La tragedia de la intolerancia

La semana pasada se conmemoraron 20 años de los atentados contra las Torres Gemelas. Recuerdo con lujo de detalle el momento en que se estrellaron los aviones contra los edificios, sobre todo el segundo, porque todos lo estábamos viendo en vivo. Las escenas dantescas de la gente saltando al vacío, después de haber escogido la forma menos terrible de morir, han permanecido en mi mente hasta la fecha.

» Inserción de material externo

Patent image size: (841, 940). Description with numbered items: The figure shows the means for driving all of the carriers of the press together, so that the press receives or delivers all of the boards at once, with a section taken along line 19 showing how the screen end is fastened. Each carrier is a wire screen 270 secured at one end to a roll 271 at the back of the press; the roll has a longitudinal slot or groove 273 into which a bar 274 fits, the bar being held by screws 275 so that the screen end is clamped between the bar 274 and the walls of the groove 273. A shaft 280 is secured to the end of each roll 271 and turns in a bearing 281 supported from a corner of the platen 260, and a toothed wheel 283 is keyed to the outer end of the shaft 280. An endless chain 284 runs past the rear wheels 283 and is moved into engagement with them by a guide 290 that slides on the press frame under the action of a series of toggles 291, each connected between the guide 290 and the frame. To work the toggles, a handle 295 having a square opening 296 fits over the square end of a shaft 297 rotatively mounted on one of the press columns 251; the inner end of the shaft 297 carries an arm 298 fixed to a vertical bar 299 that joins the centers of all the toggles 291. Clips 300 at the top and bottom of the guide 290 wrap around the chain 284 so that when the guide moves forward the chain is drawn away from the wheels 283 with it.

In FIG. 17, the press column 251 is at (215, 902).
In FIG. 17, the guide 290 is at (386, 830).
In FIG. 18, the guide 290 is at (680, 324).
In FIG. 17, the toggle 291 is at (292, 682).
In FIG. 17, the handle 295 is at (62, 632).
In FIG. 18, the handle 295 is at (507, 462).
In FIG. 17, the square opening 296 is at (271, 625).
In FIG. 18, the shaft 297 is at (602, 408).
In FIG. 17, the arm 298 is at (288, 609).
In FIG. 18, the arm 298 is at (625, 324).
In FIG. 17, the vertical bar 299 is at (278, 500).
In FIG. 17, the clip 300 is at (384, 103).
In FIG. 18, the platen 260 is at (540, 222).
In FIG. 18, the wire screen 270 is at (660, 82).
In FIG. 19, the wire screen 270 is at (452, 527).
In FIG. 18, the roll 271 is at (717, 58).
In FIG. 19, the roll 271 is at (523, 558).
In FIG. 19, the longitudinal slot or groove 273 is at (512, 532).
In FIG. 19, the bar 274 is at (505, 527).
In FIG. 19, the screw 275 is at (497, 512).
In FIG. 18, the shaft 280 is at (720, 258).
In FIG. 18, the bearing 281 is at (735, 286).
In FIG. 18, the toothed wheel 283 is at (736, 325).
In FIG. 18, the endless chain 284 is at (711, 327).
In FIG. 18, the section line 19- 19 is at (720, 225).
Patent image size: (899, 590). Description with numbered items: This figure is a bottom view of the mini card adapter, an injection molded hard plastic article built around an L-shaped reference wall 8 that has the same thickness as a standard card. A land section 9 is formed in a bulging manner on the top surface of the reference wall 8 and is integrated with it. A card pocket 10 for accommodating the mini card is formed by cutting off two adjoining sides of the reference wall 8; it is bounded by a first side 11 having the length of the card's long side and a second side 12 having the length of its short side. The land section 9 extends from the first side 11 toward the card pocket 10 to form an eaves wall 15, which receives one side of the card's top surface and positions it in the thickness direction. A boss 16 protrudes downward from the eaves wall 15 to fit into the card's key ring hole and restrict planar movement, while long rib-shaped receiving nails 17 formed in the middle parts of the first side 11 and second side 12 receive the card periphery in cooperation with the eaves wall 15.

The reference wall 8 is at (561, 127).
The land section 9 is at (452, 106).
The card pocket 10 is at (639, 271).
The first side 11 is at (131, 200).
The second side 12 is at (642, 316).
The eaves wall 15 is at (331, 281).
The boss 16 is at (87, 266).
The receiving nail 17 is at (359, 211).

Ese acontecimiento cambió la dinámica de seguridad del mundo de manera radical y permanente. Después de ese día, los accesos y controles en los puertos se han hecho más estrictos, lo mismo los protocolos aéreos, marítimos y terrestres. 

La fuente del atentado no fue otra que la intolerancia. La intolerancia a una forma diferente de pensar, a un sistema político distinto, a una religión de otro dios, a costumbres disímbolas, a culturas dispares.

En el pasado, las luchas por esos motivos fueron cruentas y despiadadas. Desde que el ser humano comenzó a organizarse en sociedad las guerras por la tierra y el poder fueron la constante. Ya en nuestra era la persecución contra los primeros cristianos fue terrible, pero una vez que la Iglesia consiguió el favor de Roma, cobró cara su revancha con la Inquisición y las invasiones de conquista. La requisa de esclavos, la leva de indios y la persecución de los judíos, entre otros, vinieron a atizar el fuego del rencor entre razas.

Pero en pleno siglo XXI, cuando la humanidad ha conquistado el cielo y el espacio; ha domado a los océanos y al resto de las especies, incluidos los patógenos a través de las vacunas y las medicinas; ha inventado el Internet, los ordenadores, el motor de combustión interna y mil cosas más; me pregunto cómo es posible que prevalezcan esos odios, esa intransigencia hacia al próximo que deriva en un fanatismo que utiliza su ingenio para destruir vidas y crear caos.

Cierto es que algunas naciones han tomado acciones para reivindicar a ciertos grupos agraviados en el pasado, como lo están haciendo Portugal y España al conceder la nacionalidad de sus países a los descendientes de los judíos sefarditas expulsados por la Corona hace más de medio milenio; aunque en el fondo no es difícil adivinar las motivaciones políticas y económicas detrás de la medida.

Pero también es que las acciones discriminatorias y de intolerancia continúan. Y no solo se documentan en el Medio Oriente, contra las mujeres o ciertas etnias; o en Estados Unidos, contra los inmigrantes, y no solo los que recientemente han cruzado a nado el Río Bravo, sino los que llegaron generaciones atrás, procedentes del sur de la frontera o de África. No, no nada más existe lejos de nosotros.

La intolerancia se da en la calle cuando no damos el paso al peatón, en la casa cuando no escuchamos un argumento o en la política, cuando no respetamos otras opiniones y diferentes formas de pensar. El cristal con el que los demás ven las cosas puede estar sucio, ser opaco o estar estrellado, derivado de experiencias pasadas. 

Tengamos esto en mente y honramos a las víctimas de la intolerancia siendo más tolerantes, sobre todo con quienes más queremos.